The American Civil Liberties Union subsequently filed a complaint with the departments of Justice and Education alleging that the new policy is discriminatory and violates federal law.
However, Alliance Defending Freedom, a conservative legal advocacy group, commended the Gloucester school board and circulated a proposed “model policy” for other districts that would restrict transgender students’ use of communal restrooms. The group said it would consider offering free legal defense to districts whose use of the proposed policy was challenged in court.
“No policy should be tailored to a few students at the expense of all the others,” said ADF Senior Counsel Kevin Theriot.
School sports teams also are a source of contention. In Minnesota, Republican Rep. Joyce Peppin suggested closer legislative oversight of the Minnesota State High School League after its approval in early December of a policy letting transgender athletes play on teams that best align with their gender identity. Several other states have adopted similar policies.
Concern over the challenges facing transgender youth has intensified in recent days as authorities in Ohio investigate the apparent suicide of Leelah Alcorn, a 17-year-old transgender girl from Kings Mills. She was struck by a truck while on foot early Sunday.
A post on Tumblr, attributed to Alcorn and mentioning plans for suicide, recounts years of despair, coupled with pessimism about the future.
“The life I would’ve lived isn’t worth living in,” the post said. “I’m never going to be happy with the way I look or sound. … There’s no way out.”
Accounts of Alcorn’s death prompted appeals from LGBT activists for greater understanding and acceptance of young people who convey that they are transgender. Some studies have shown that the rate of suicide attempts among transgender teens is far higher than for other youths.
All those developments are unfolding amid fast-paced changes related to same-sex marriage, which is now legal in 35 states. Several cases from states that still ban gay marriage have advanced to the U.S. Supreme Court, which could decide during a Jan. 9 conference to hear one or more of them this term.
Given the possibility of a high court ruling in June legalizing gay marriage nationwide, some conservatives are pushing to enact state-level “religious freedom” bills designed to give more legal protections to people who might be accused of discrimination for actions they took in accordance with religious beliefs.
A bill recently introduced in South Carolina says no court employee could be required to issue a marriage license to a same-sex couple if that would violate a “sincerely held religious belief.” In Indiana, a broader bill is being drafted that supporters say would protect business people who refuse to serve same-sex couples on the basis of their religious faith.

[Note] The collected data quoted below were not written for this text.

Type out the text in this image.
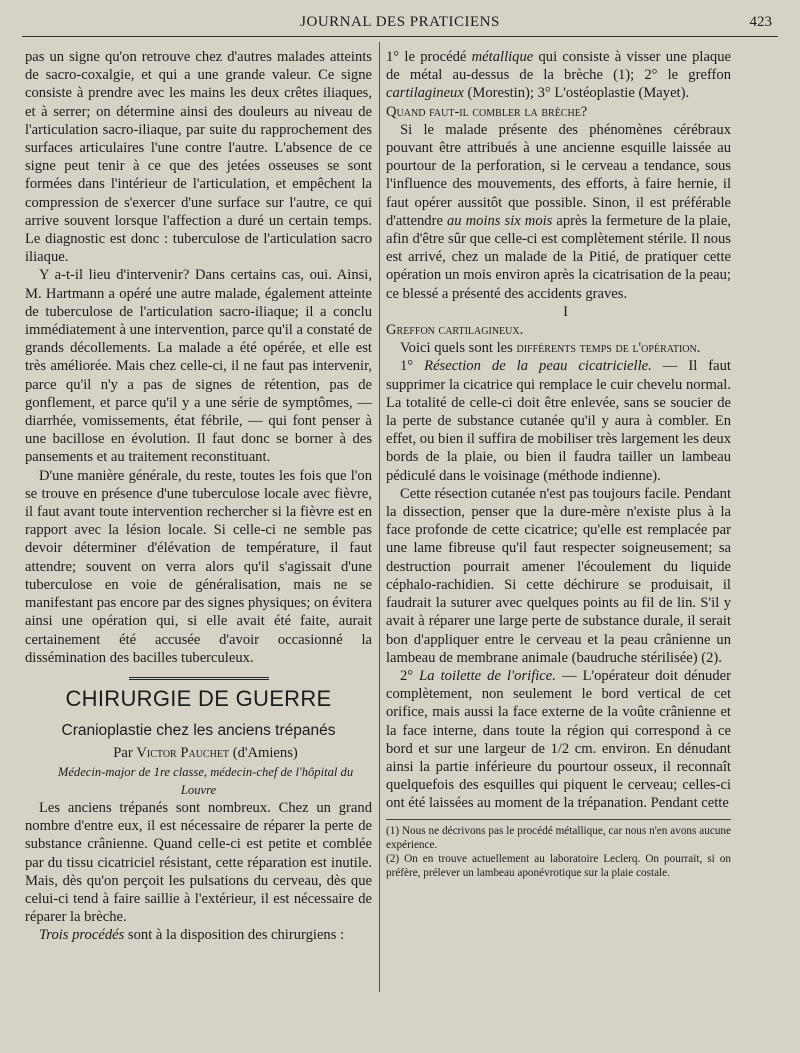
JOURNAL DES PRATICIENS	423

pas un signe qu'on retrouve chez d'autres malades atteints de sacro-coxalgie, et qui a une grande valeur. Ce signe consiste à prendre avec les mains les deux crêtes iliaques, et à serrer; on détermine ainsi des douleurs au niveau de l'articulation sacro-iliaque, par suite du rapprochement des surfaces articulaires l'une contre l'autre. L'absence de ce signe peut tenir à ce que des jetées osseuses se sont formées dans l'intérieur de l'articulation, et empêchent la compression de s'exercer d'une surface sur l'autre, ce qui arrive souvent lorsque l'affection a duré un certain temps. Le diagnostic est donc : tuberculose de l'articulation sacro iliaque.

Y a-t-il lieu d'intervenir? Dans certains cas, oui. Ainsi, M. Hartmann a opéré une autre malade, également atteinte de tuberculose de l'articulation sacro-iliaque; il a conclu immédiatement à une intervention, parce qu'il a constaté de grands décollements. La malade a été opérée, et elle est très améliorée. Mais chez celle-ci, il ne faut pas intervenir, parce qu'il n'y a pas de signes de rétention, pas de gonflement, et parce qu'il y a une série de symptômes, — diarrhée, vomissements, état fébrile, — qui font penser à une bacillose en évolution. Il faut donc se borner à des pansements et au traitement reconstituant.

D'une manière générale, du reste, toutes les fois que l'on se trouve en présence d'une tuberculose locale avec fièvre, il faut avant toute intervention rechercher si la fièvre est en rapport avec la lésion locale. Si celle-ci ne semble pas devoir déterminer d'élévation de température, il faut attendre; souvent on verra alors qu'il s'agissait d'une tuberculose en voie de généralisation, mais ne se manifestant pas encore par des signes physiques; on évitera ainsi une opération qui, si elle avait été faite, aurait certainement été accusée d'avoir occasionné la dissémination des bacilles tuberculeux.

CHIRURGIE DE GUERRE
Cranioplastie chez les anciens trépanés

Par Victor Pauchet (d'Amiens)

Médecin-major de 1re classe, médecin-chef de l'hôpital du Louvre

Les anciens trépanés sont nombreux. Chez un grand nombre d'entre eux, il est nécessaire de réparer la perte de substance crânienne. Quand celle-ci est petite et comblée par du tissu cicatriciel résistant, cette réparation est inutile. Mais, dès qu'on perçoit les pulsations du cerveau, dès que celui-ci tend à faire saillie à l'extérieur, il est nécessaire de réparer la brèche.

Trois procédés sont à la disposition des chirurgiens :

1° le procédé métallique qui consiste à visser une plaque de métal au-dessus de la brèche (1); 2° le greffon cartilagineux (Morestin); 3° L'ostéoplastie (Mayet).

Quand faut-il combler la brèche?

Si le malade présente des phénomènes cérébraux pouvant être attribués à une ancienne esquille laissée au pourtour de la perforation, si le cerveau a tendance, sous l'influence des mouvements, des efforts, à faire hernie, il faut opérer aussitôt que possible. Sinon, il est préférable d'attendre au moins six mois après la fermeture de la plaie, afin d'être sûr que celle-ci est complètement stérile. Il nous est arrivé, chez un malade de la Pitié, de pratiquer cette opération un mois environ après la cicatrisation de la peau; ce blessé a présenté des accidents graves.

I

Greffon cartilagineux.

Voici quels sont les différents temps de l'opération.

1° Résection de la peau cicatricielle. — Il faut supprimer la cicatrice qui remplace le cuir chevelu normal. La totalité de celle-ci doit être enlevée, sans se soucier de la perte de substance cutanée qu'il y aura à combler. En effet, ou bien il suffira de mobiliser très largement les deux bords de la plaie, ou bien il faudra tailler un lambeau pédiculé dans le voisinage (méthode indienne).

Cette résection cutanée n'est pas toujours facile. Pendant la dissection, penser que la dure-mère n'existe plus à la face profonde de cette cicatrice; qu'elle est remplacée par une lame fibreuse qu'il faut respecter soigneusement; sa destruction pourrait amener l'écoulement du liquide céphalo-rachidien. Si cette déchirure se produisait, il faudrait la suturer avec quelques points au fil de lin. S'il y avait à réparer une large perte de substance durale, il serait bon d'appliquer entre le cerveau et la peau crânienne un lambeau de membrane animale (baudruche stérilisée) (2).

2° La toilette de l'orifice. — L'opérateur doit dénuder complètement, non seulement le bord vertical de cet orifice, mais aussi la face externe de la voûte crânienne et la face interne, dans toute la région qui correspond à ce bord et sur une largeur de 1/2 cm. environ. En dénudant ainsi la partie inférieure du pourtour osseux, il reconnaît quelquefois des esquilles qui piquent le cerveau; celles-ci ont été laissées au moment de la trépanation. Pendant cette

(1) Nous ne décrivons pas le procédé métallique, car nous n'en avons aucune expérience.

(2) On en trouve actuellement au laboratoire Leclerq. On pourrait, si on préfère, prélever un lambeau aponévrotique sur la plaie costale.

The ACLU has launched a national campaign to oppose such laws, hoping to replicate the outcome in Arizona last winter when Republican Gov. Jan Brewer vetoed a bill to expand religious exemptions after a national backlash from business leaders, gay rights groups and others.
Eunice Rho, advocacy and policy counsel at the ACLU’s national office, anticipates a wide range of religious exemption laws to be introduced in 2015.
“Because marriage equality is no longer a hazy threat and is becoming a reality, the proponents of these laws are redoubling their efforts,” Rho said. “This is a sophisticated effort to try to undermine full equality for LGBT people through a variety of vehicles.”
While those fights play out in state legislatures, the U.S. Capitol will be the launching point for what’s likely to be a multiyear effort to enact a federal LGBT civil rights bill.
Two Democrats — Sen. Jeff Merkley of Oregon and Rep. David Cicilline of Rhode Island — plan to introduce such legislation in their chambers, with the backing of an array of gay rights organizations. Most of those groups have disavowed an older, more limited bill that would ban anti-gay workplace discrimination, and instead want a comprehensive measure that would encompass housing, public accommodations and other spheres, as well as employment.
“It will be an uphill battle,” Cicilline said, referring to the challenge of building bipartisan support for the bill.
“This is not something that will happen immediately,” he said. “We need to have a larger conversation that really speaks to the values of our country.”